[jdom-interest] First pass at Namespace revision[eg]

Thu Mar 29 10:53:01 PST 2001

> In my current opinion, the observed behavior is correct.  An element
> created without a namespace has no namespace.  It does not inherit a
> namespace, even if it has the chance to inherit a no-prefix "default"
> namespace.  The "correct output" example proposed above would 
> mean that
> child1.getNamespaceURI() can return different values depending on its
> location in the document.  To have a child element's namespace be
> affected by its location in the document violates the 
> namespace model we
> use.

Yes and no :-) Yes, I think that JDOM is doing what it intended to do,
though I didn't at the time I wrote this. No, it's not doing what I think it
possibly should do.  

> 
> Per the namespaces spec, "If the URI reference in a default namespace
> declaration is empty, then unprefixed elements in the scope of the
> declaration are
> not considered to be in any namespace."  So the output above is
> consistent in indicating that child1 has no namespace.  It didn't have
> one on creation, and it doesn't get one just because it's added to
> another element.

What I think the problem is lies in the difference between the object model
and the textual representation.  What developers who have struggled with
this seem to expect, and I tend to agree with now, is that
child1.getNamespaceURI() would return "" or null even if the element was in
the default namespace of an ancestor (or more likely don't care what it
would return).  In the textual representation, the default namespace is
declared in an ancestor element.  In the object model, we could *presume* a
child to be in the ancestor's default namespace by virtue of being a child
instead of having the child explicitly return the namespace of the parent.
If the child is in a qualified namespace, it would specify that explicitly
just as it does now.

Positives - Default namespaces are easy to implement and elements can be
moved around much easier when you are dealing with only default namespaces.
Changing the default namespace of an entire tree is very simple because you
only have to change it in one place.  No change to current api where fully
qualified namespaces are used.  An explicit empty namespace is treated
exactly like a qualified namespace, which it should be (through an
EMPTY_NAMESPACE or similar construct).  NO_NAMESPACE means *only* "no
explicit namespace specified".

Negatives - You cannot assume the getNamespace will tell exactly the
namespace the node is in.  You must know that if the namespace returned is
NO_NAMESPACE that the default namespace of an ancestor may apply.  You would
have to do something like the NamespaceStack approach used in the outputters
or just walk up the parent tree until you found a default namespace.  This
would not be the case if you knew your xml format however and would only be
an issue for documents you process generically (ie I know darn well where my
namespace declarations are).  You also need a way to specify an explicit
empty namespace.

I *think* that retrieving and comparing namespaces is a sufficiently small
use case of JDOM that this approach, while more code if you are comparing
namespace names, is much more intuitive and convienent for other uses of
JDOM.  I have created a working version of XMLOutputter and DOMOutputter
that uses this approach and it's a very minor change.  SAX and DOMBuilder
would have to be adjusted as well but I think it would be primarily removal
of code.  I can only speak for myself and the users who have voiced
complaints however.  Those who like the current approach have had no reason
to speak up at all ;^)

> snip....
> I think you're right we need to (a) make sure this is the 
> right approach
> and (b) document it better.  
> 
great! 

> One alternate approach is to replace the NO_NAMESPACE special 
> namespace
> with a simple "null" value to indicate an element not in any 
> namespace. 
> Then getNamespaceURI() would return null for elements not in any
> namespace.  getNamespace() would return null.  And so on.  
> The outputter
> would have to be changed to be smart enough to print the *same* output
> as today to write xmlns="" to remove the default namespace where
> appropriate.  
> 
> Hmm... I kind of like NO_NAMESPACE still because it makes the
> XMLOutputter code cleaner.  It makes spec sense also because of the
> namespace spec quote above and a related quote, "The default namespace
> can be set to the empty string.

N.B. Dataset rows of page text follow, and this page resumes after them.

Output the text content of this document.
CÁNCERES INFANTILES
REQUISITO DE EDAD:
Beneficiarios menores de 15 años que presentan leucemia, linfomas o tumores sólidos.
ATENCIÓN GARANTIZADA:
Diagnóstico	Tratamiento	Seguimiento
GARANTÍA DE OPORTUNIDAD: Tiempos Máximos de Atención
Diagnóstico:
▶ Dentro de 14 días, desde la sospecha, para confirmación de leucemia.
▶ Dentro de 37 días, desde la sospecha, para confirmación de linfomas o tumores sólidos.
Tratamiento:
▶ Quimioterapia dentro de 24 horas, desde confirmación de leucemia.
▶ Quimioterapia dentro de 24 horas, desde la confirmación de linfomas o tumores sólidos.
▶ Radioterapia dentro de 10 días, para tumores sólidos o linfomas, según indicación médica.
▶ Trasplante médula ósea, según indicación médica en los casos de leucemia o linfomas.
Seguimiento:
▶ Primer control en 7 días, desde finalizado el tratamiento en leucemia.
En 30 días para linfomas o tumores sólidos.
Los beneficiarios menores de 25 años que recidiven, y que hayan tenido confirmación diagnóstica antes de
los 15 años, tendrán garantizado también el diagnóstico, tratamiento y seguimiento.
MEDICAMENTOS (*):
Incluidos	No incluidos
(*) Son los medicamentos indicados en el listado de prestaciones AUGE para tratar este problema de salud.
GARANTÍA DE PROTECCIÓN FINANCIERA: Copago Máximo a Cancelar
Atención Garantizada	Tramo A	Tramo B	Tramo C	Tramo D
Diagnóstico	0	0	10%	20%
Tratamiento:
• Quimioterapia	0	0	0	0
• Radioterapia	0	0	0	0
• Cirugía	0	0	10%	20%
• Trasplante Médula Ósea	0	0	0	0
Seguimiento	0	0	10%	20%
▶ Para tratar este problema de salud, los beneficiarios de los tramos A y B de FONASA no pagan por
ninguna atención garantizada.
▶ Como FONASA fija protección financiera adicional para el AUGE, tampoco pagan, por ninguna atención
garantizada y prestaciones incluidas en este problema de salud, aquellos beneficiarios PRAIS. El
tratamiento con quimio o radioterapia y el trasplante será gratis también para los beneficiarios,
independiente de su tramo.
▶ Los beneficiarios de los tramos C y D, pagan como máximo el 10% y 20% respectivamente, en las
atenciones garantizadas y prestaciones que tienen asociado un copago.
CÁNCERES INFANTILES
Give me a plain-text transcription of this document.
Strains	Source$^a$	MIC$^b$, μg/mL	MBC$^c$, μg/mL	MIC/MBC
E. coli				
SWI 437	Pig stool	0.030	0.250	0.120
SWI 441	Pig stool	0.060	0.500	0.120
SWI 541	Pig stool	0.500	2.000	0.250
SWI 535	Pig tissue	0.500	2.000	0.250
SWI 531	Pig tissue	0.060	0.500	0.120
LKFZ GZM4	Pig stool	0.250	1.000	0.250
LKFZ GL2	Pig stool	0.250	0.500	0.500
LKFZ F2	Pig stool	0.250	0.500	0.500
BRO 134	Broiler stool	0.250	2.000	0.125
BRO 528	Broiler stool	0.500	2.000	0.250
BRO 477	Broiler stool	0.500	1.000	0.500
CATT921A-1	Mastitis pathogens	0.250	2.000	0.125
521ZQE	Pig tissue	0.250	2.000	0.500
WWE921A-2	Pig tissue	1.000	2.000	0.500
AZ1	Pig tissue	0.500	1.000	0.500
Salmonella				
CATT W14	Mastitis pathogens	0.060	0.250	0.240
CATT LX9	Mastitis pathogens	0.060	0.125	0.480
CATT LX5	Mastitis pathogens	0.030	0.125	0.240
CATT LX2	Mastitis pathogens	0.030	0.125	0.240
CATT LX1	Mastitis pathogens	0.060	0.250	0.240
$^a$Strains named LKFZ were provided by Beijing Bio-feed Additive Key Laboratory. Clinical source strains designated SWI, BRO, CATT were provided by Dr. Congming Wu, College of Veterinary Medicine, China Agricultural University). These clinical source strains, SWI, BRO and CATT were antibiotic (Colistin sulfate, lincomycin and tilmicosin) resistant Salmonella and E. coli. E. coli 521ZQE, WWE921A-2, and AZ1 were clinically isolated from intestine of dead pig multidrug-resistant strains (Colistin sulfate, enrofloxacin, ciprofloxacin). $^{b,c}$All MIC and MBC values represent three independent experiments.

This has the same effect, within the
> scope of the declaration, of there being no default namespace."

as illustrated by 
<element xmlns="urn:foo">
  <child />
</element>

vs 

<element xmlns="urn:foo">
  <child xmlns="" />
</element>

I like the NO_NAMESPACE as opposed to null also.  For similar reasons I like
an EMPTY_NAMESPACE. DOM (xerces) returns "" for the uri and null for the
prefix for both an empty namespace and no namespace (yuck).  Somehow
internally it knows the difference though because the TreeWalker can "do the
right thing".

If we accomplish nothing more than clarifying what to do based on the needs
of developers, I'll be happy.  As I noted in my very first post, I had found
it was possible to do what was needed with the current api, but then I
didn't even suspect that is what the api thought was the best thing to do.